Roe v. Wade is written by a guy who's oblivious.  He has no idea the size of the shitstorm that he is about to unleash.  "As I stated in conference, the decision, however made, will probably result in the Court's being severely criticized."  You think?   

I feel sorry for the guy.  I really do.  I feel sorry for Harry Blackmun in 1973, a newbie on the Court.  Fresh off the boat.  Barely got his feet wet, and Burger sticks him with Roe v. Wade.  You know in the Vietnam war, soldiers never wanted to learn the names of the new guys, because they often got shot right away.  You want a bunch of mistakes?  Let the new guy handle it.

I feel less sorry for him in every abortion opinion that follows, when he's in full blown denial mode.  "I didn't make a mistake.  No mistakes.  It's not arbitrary, it's required by the Constitution.  No mistakes.  It's perfect.  I speak for all women."  But in 1973, Harry Blackmun was like a judicial virgin.  He's about to make a horrible, horrible mistake.  He's sleeping with William Brennan, metaphorically speaking, and Thurgood Marshall, too. 


In their book, The Brethren, Bob Woodward and Scott Armstrong interview scores of judicial clerks.  The clerks joke about Roe v. Wade, referring to it as "Harry's abortion."  What they mean is that it's a botched opinion.  It's a screw-up.
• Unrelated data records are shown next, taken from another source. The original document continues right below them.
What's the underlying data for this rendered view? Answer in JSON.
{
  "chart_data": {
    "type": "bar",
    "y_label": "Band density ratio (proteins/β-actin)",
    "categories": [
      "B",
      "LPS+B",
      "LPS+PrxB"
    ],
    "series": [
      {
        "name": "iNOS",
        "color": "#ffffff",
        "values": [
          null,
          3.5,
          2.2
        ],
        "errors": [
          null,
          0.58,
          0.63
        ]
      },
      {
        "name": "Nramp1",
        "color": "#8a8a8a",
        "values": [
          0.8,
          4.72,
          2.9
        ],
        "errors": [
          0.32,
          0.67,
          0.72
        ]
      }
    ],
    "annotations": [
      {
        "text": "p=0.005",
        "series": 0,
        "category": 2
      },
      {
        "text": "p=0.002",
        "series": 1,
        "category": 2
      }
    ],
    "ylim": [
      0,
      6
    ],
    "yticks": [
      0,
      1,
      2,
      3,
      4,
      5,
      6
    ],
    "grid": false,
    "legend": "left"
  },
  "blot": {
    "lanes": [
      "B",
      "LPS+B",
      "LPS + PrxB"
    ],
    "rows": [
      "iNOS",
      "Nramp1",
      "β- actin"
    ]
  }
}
Psychologically speaking, that's more right than they know.  What is an abortion?  You're making a mistake disappear, right?  You're erasing it and starting over.  All the dissenters from Roe have this reaction to the opinion.  "It's a mistake.  Let's erase it and start over."  They want to abort Roe v. Wade.  What do liberals want to abort?  They want to abort any mistakes in the opinion.  They want to abort those pages and pages when Harry talks about the American Bar Association and the American Medical Association.  They want to abort that memo when he says first trimester is arbitrary, and any other point is arbitrary, too.  They want to abort that part of the opinion when Harry says states can't require doctors in the first trimester.  In fact they want to abort the whole trimester system and just go with viability.  And they want to abort all the photos of all the dead babies, and they want to abort all the pro-lifers and make them go away.  

Why is abortion a screw-up?  Because you screwed up your birth control.  And now you're trying to fix your mistake.  Which makes abortion a cover-up, too.  Shhhhhhhh!  Keep it quiet.  Because your mistake created a pregnancy.  Which might involve a human life or something.  It's kind of a big deal.  Which means if it's a mistake, it's a big mistake.  Not a little mistake.  

I admit to little mistakes all the time.  Kind of hard to admit to big mistakes.  You want to deny they ever happened.